Quantum Ruzsa Divergence to Quantify Magic
This work addresses the challenge of characterizing non-stabilizer resources in quantum computing, offering foundational tools for quantum information theory, though it appears incremental in building on classical concepts.
The authors tackled the problem of quantifying magic in quantum states by establishing a quantum central limit theorem with convergence rate bounded by the magic gap and introducing new measures like quantum Ruzsa divergence. They extended classical inverse sumset theory to quantum cases, providing new insights into stabilizer and magic states in quantum information theory.

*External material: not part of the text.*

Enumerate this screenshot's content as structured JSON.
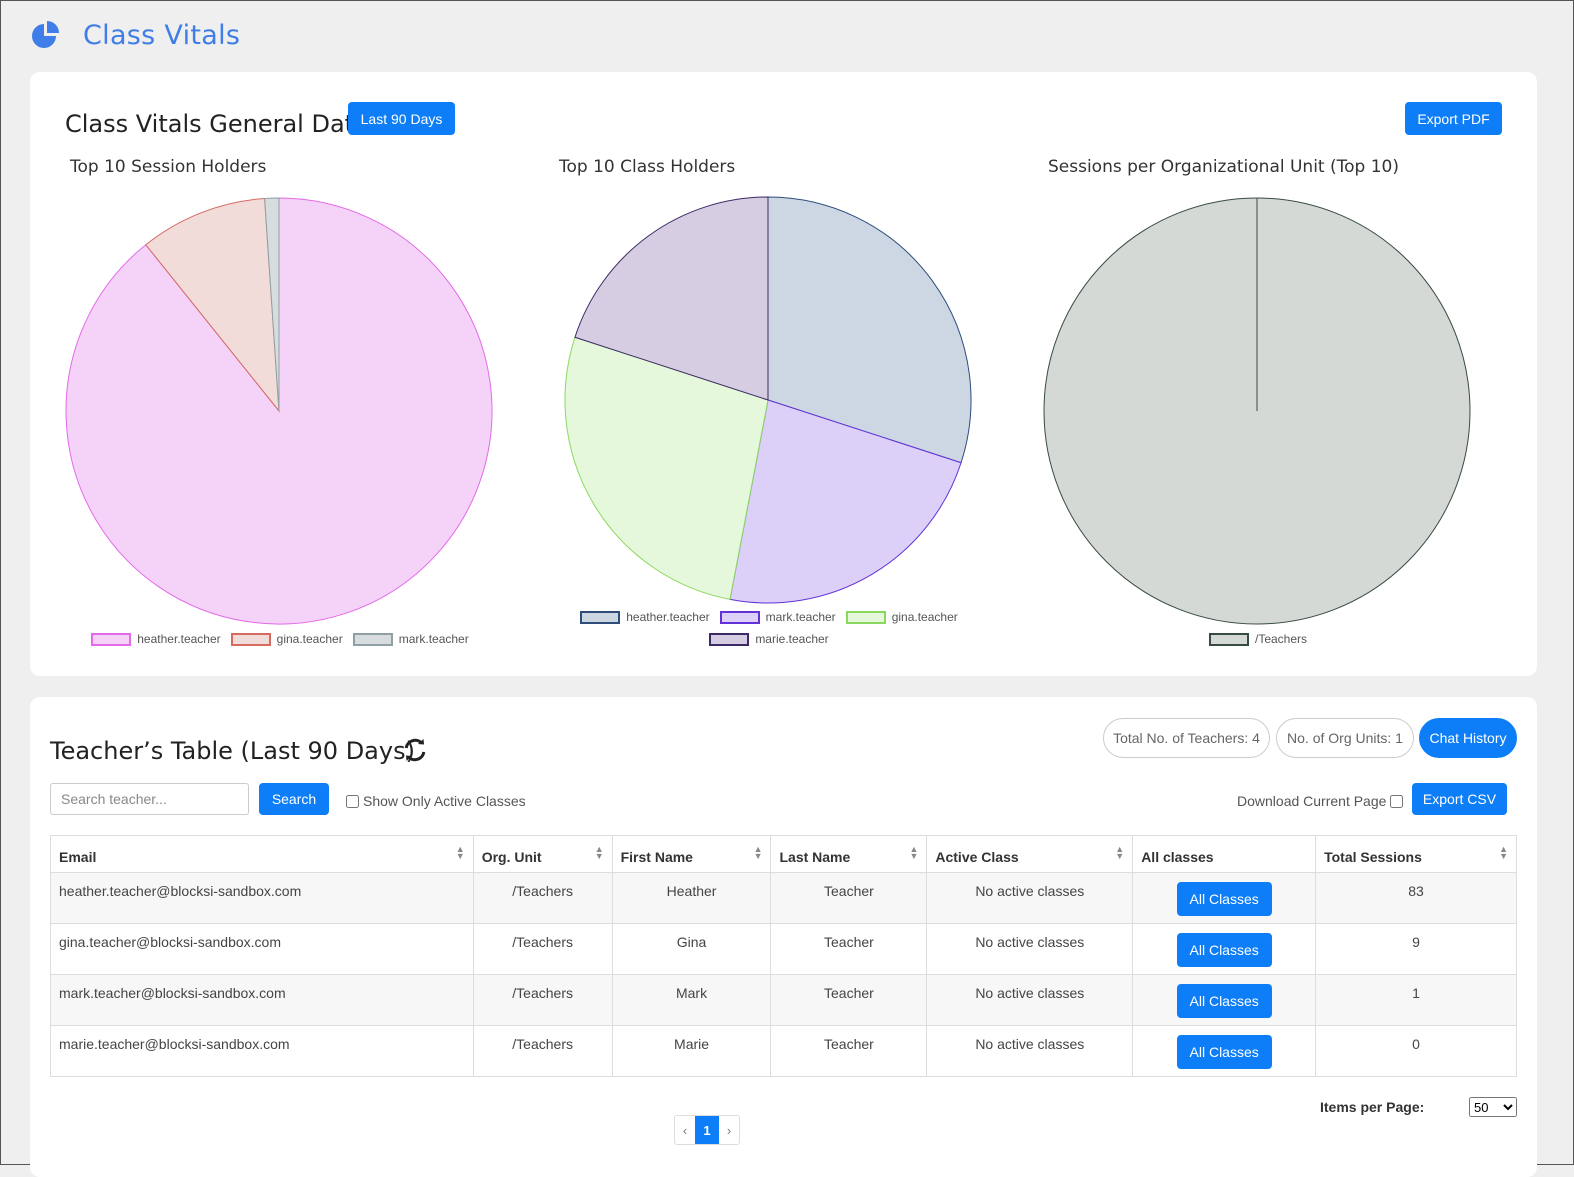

In this work, we investigate the behavior of quantum entropy under quantum convolution and its application in quantifying magic. We first establish an entropic, quantum central limit theorem (q-CLT), where the rate of convergence is bounded by the magic gap. We also introduce a new quantum divergence based on quantum convolution, called the quantum Ruzsa divergence, to study the stabilizer structure of quantum states. We conjecture a ``convolutional strong subadditivity'' inequality, which leads to the triangle inequality for the quantum Ruzsa divergence. In addition, we propose two new magic measures, the quantum Ruzsa divergence of magic and quantum-doubling constant, to quantify the amount of magic in quantum states. Finally, by using the quantum convolution, we extend the classical, inverse sumset theory to the quantum case. These results shed new insight into the study of the stabilizer and magic states in quantum information theory.